European Equities Slide Most in a Month on Fed, China Worries
(Bloomberg) -- European stocks slumped after the Federal Reserve signaled a tapering of stimulus starting this year and worries about China’s crackdown sparked a selloff in luxury shares.
The Stoxx Europe 600 index dropped 1.5% at the close, the most in a month. Miners slid 4.2% for the worst sector performance. Luxury shares LVMH, Richemont and Kering SA tumbled after Chinese state media said President Xi Jinping offered an outline for “common prosperity” that puts some of the country’s wealthiest citizens on notice.
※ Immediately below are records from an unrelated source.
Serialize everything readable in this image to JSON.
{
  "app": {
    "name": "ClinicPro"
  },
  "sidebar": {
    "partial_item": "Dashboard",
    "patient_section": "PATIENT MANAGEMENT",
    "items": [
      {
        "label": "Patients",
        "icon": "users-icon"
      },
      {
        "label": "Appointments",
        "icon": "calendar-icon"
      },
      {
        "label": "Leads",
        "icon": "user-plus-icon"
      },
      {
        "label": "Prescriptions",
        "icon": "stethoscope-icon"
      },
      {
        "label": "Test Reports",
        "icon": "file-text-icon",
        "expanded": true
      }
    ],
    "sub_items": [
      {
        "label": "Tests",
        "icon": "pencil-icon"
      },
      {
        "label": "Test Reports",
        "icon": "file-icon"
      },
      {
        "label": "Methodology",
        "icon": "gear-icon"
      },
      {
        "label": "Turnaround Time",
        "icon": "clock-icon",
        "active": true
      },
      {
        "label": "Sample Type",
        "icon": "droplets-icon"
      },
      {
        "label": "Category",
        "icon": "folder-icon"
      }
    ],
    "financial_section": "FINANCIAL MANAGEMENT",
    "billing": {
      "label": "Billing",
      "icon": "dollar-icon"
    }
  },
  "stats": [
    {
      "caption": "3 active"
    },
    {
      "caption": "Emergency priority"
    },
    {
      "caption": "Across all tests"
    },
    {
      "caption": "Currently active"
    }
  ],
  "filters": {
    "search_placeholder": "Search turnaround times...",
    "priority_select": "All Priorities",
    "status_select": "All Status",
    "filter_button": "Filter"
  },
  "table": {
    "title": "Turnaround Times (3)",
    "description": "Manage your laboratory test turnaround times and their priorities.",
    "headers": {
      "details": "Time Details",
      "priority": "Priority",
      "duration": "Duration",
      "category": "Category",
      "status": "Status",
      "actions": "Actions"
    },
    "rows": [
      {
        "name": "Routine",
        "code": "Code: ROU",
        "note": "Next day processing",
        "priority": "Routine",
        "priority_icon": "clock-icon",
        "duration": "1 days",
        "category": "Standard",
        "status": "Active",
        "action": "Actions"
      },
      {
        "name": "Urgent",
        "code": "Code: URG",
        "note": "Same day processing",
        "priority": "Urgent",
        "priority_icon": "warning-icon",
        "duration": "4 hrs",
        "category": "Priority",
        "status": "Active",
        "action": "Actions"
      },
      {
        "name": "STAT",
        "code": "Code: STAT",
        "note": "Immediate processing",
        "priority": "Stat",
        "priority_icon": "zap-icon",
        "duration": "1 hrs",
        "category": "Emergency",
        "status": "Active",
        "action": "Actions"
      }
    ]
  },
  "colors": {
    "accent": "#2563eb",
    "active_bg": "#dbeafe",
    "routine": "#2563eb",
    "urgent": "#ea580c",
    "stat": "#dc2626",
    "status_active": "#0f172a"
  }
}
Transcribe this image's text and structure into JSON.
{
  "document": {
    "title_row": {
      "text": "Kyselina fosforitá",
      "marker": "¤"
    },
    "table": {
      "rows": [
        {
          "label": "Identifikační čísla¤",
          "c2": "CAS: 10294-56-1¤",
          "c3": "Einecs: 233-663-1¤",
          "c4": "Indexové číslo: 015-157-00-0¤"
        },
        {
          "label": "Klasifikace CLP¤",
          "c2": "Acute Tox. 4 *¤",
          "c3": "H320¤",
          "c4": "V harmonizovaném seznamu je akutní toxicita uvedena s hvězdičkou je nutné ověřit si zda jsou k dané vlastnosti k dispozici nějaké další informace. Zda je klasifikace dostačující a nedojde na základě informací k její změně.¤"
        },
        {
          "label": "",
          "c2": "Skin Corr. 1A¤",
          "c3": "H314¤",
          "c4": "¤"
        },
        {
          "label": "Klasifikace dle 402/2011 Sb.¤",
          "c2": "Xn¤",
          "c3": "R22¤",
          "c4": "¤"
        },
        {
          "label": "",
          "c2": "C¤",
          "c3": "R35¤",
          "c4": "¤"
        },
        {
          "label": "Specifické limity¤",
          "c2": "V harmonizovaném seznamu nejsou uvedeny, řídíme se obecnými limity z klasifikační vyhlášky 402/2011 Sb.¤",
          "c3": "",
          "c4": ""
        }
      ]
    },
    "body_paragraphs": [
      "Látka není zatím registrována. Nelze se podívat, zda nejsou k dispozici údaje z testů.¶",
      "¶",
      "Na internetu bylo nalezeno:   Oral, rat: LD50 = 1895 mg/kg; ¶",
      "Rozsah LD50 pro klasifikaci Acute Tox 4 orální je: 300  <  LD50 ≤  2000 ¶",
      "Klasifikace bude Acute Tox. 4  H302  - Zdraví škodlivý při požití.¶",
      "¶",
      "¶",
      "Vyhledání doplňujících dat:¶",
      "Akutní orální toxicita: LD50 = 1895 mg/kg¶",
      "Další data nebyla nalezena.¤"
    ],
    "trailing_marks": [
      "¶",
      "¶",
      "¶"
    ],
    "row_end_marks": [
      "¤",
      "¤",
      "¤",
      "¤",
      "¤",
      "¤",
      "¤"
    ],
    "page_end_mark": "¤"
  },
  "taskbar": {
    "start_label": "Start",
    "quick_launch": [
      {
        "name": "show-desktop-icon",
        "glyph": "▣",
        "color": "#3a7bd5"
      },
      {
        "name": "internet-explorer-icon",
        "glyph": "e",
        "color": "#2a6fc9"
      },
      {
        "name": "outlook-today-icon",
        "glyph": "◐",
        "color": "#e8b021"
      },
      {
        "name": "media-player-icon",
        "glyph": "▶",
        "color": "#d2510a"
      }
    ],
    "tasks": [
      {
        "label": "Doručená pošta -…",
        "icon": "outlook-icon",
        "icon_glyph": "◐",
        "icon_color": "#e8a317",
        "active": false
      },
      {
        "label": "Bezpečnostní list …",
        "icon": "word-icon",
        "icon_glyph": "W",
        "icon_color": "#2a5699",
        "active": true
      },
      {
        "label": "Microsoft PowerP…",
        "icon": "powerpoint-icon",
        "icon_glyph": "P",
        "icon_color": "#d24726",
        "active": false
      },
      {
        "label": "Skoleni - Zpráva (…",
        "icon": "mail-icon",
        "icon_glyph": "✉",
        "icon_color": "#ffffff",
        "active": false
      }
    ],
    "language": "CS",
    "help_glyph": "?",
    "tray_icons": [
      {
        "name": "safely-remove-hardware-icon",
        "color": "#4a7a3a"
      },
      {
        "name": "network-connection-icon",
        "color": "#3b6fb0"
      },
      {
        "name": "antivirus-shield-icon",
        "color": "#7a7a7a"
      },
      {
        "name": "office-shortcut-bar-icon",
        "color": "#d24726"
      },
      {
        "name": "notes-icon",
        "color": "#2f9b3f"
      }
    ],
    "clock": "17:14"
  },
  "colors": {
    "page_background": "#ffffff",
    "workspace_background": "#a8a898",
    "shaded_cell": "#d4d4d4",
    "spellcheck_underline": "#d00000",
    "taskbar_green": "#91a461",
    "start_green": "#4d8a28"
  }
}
That hurt France’s CAC 40 Index, which fell 2.4%.
For Bank of America investment strategist Milla Savova, increasing signs of a softening in global growth momentum and the prospect of reduced stimulus from the Fed is weighing on stocks today. “This ties into our belief that the ‘goldilocks’ environment of accelerating growth and a falling discount rate that has benefited European equities since last March has come to an end,” she said.
Investors are turning more risk averse after sending the Stoxx 600 to 10 straight records earlier this month, with minutes from the Fed’s last meeting showing that most officials agreed they could start slowing the pace of bond purchases later this year. That’s adding to worries about the spread of Covid-19 variants, China’s regulatory crackdown and turmoil in Afghanistan.
“European equities have recently seen their longest winning streak in over a decade so a pullback is not surprising at this point -- markets have become tactically overbought,” said Hani Redha, a portfolio manager at PineBridge Investment. “A sharper slowdown in China is an important risk for equities in the coming months.”
In Europe, buy-the-dip sentiment has reigned supreme after bouts of stock volatility so far this year. The Stoxx 600 has gone without a 5% drop for 138 days, the longest streak since 2017.
“Looking into the next weeks and month, I would expect markets to remain range bound with Fed worries piling onto worries about a Chinese growth slowdown and the spread of the delta variant,” said Joachim Klement, head of strategy, accounting and sustainability at Liberum Capital.
On Thursday, miners tumbled amid a rout in iron ore as China sought to cut steel production, while carmakers were also weighed down by a report that chip shortages will force Japanese peer Toyota Motor Corp. to cut its global production in September.